I would suggest to present the different types of senescence, including the VIS observed after SARS-Cov-2 infection, in a dedicated paragraph (i.e. in the introduction) and thus, remove the SARS-Cov-2 paragraph. Then, I would expunge the other types of senescence and concentrate on presenting the molecular mechanisms of replicative senescence, the associated differentiation disorders, the roles of telomere dysfunction and the interventions.

Reply: We appreciated reviewer’s advice. We have accordingly removed the section 4 of virus-induced senescence and combined the section 2 with section 1.

Specific comments :

• I would modify the title a little bit to clearly state the review focus on AEC2 replicative senescence and associated differentiation disorders.
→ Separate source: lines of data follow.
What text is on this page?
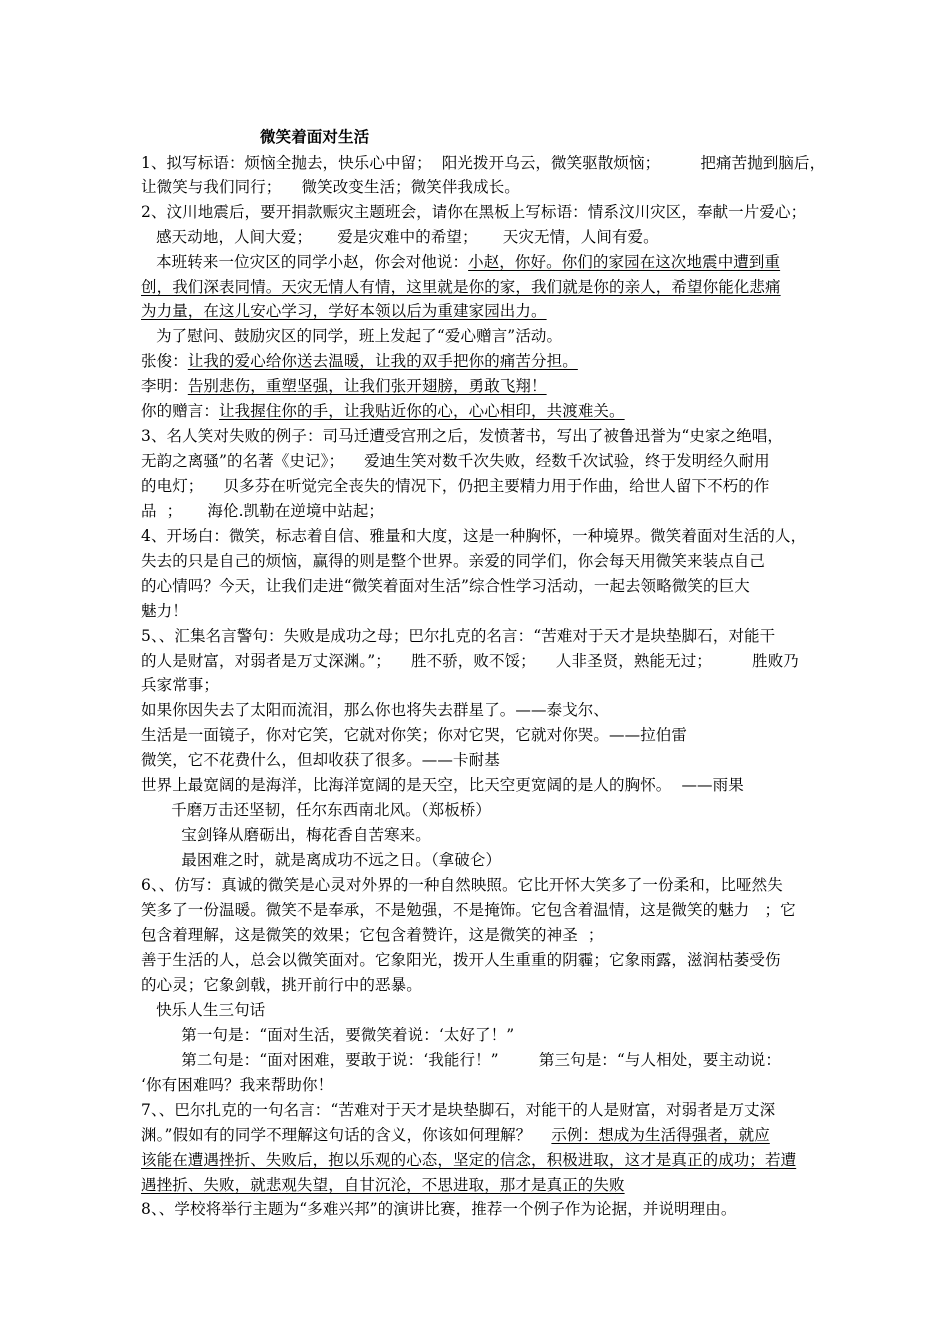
微笑着面对生活
1、拟写标语：烦恼全抛去，快乐心中留；  阳光拨开乌云，微笑驱散烦恼；        把痛苦抛到脑后，
让微笑与我们同行；    微笑改变生活；微笑伴我成长。
2、汶川地震后，要开捐款赈灾主题班会，请你在黑板上写标语：情系汶川灾区，奉献一片爱心；
感天动地，人间大爱；     爱是灾难中的希望；     天灾无情，人间有爱。
本班转来一位灾区的同学小赵，你会对他说：小赵，你好。你们的家园在这次地震中遭到重
创，我们深表同情。天灾无情人有情，这里就是你的家，我们就是你的亲人，希望你能化悲痛
为力量，在这儿安心学习，学好本领以后为重建家园出力。
为了慰问、鼓励灾区的同学，班上发起了“爱心赠言”活动。
张俊：让我的爱心给你送去温暖，让我的双手把你的痛苦分担。
李明：告别悲伤，重塑坚强，让我们张开翅膀，勇敢飞翔！
你的赠言：让我握住你的手，让我贴近你的心，心心相印，共渡难关。
3、名人笑对失败的例子：司马迁遭受宫刑之后，发愤著书，写出了被鲁迅誉为“史家之绝唱，
无韵之离骚”的名著《史记》；    爱迪生笑对数千次失败，经数千次试验，终于发明经久耐用
的电灯；    贝多芬在听觉完全丧失的情况下，仍把主要精力用于作曲，给世人留下不朽的作
品  ；     海伦.凯勒在逆境中站起；
4、开场白：微笑，标志着自信、雅量和大度，这是一种胸怀，一种境界。微笑着面对生活的人，
失去的只是自己的烦恼，赢得的则是整个世界。亲爱的同学们，你会每天用微笑来装点自己
的心情吗？今天，让我们走进“微笑着面对生活”综合性学习活动，一起去领略微笑的巨大
魅力！
5、、汇集名言警句：失败是成功之母；巴尔扎克的名言：“苦难对于天才是块垫脚石，对能干
的人是财富，对弱者是万丈深渊。”；    胜不骄，败不馁；    人非圣贤，熟能无过；        胜败乃
兵家常事；
如果你因失去了太阳而流泪，那么你也将失去群星了。——泰戈尔、
生活是一面镜子，你对它笑，它就对你笑；你对它哭，它就对你哭。——拉伯雷
微笑，它不花费什么，但却收获了很多。——卡耐基
世界上最宽阔的是海洋，比海洋宽阔的是天空，比天空更宽阔的是人的胸怀。  ——雨果
千磨万击还坚韧，任尔东西南北风。（郑板桥）
宝剑锋从磨砺出，梅花香自苦寒来。
最困难之时，就是离成功不远之日。（拿破仑）
6、、仿写：真诚的微笑是心灵对外界的一种自然映照。它比开怀大笑多了一份柔和，比哑然失
笑多了一份温暖。微笑不是奉承，不是勉强，不是掩饰。它包含着温情，这是微笑的魅力   ；它
包含着理解，这是微笑的效果；它包含着赞许，这是微笑的神圣  ；
善于生活的人，总会以微笑面对。它象阳光，拨开人生重重的阴霾；它象雨露，滋润枯萎受伤
的心灵；它象剑戟，挑开前行中的恶暴。
快乐人生三句话
第一句是：“面对生活，要微笑着说：‘太好了！”
第二句是：“面对困难，要敢于说：‘我能行！”        第三句是：“与人相处，要主动说：
‘你有困难吗？我来帮助你！
7、、巴尔扎克的一句名言：“苦难对于天才是块垫脚石，对能干的人是财富，对弱者是万丈深
渊。”假如有的同学不理解这句话的含义，你该如何理解？    示例：想成为生活得强者，就应
该能在遭遇挫折、失败后，抱以乐观的心态，坚定的信念，积极进取，这才是真正的成功；若遭
遇挫折、失败，就悲观失望，自甘沉沦，不思进取，那才是真正的失败
8、、学校将举行主题为“多难兴邦”的演讲比赛，推荐一个例子作为论据，并说明理由。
Reply: We appreciated reviewer’s advice. We have accordingly modified the tittle and abstract indicating our focus on AEC2 cell replicative senescence.

• Use of abbreviations which are close such as SADD, SALI make the arguments sometimes not easy to follow. If the authors could limit or simplify the abbreviations, that would enhance the readability of the review.

Reply: We appreciated reviewer’s advice. We have removed the use of SAHF and reduced the use of SALI.

• Figures are appropriate.

Reply: Thank you very much.

Round 2

Reviewer 1 Report

The manuscript has been sufficiently improved to warrant publication in Cells

Author Response

Thank you very much. Your encouragement is very much appreciated. 

We have further checked English expression grammars and done the corrections.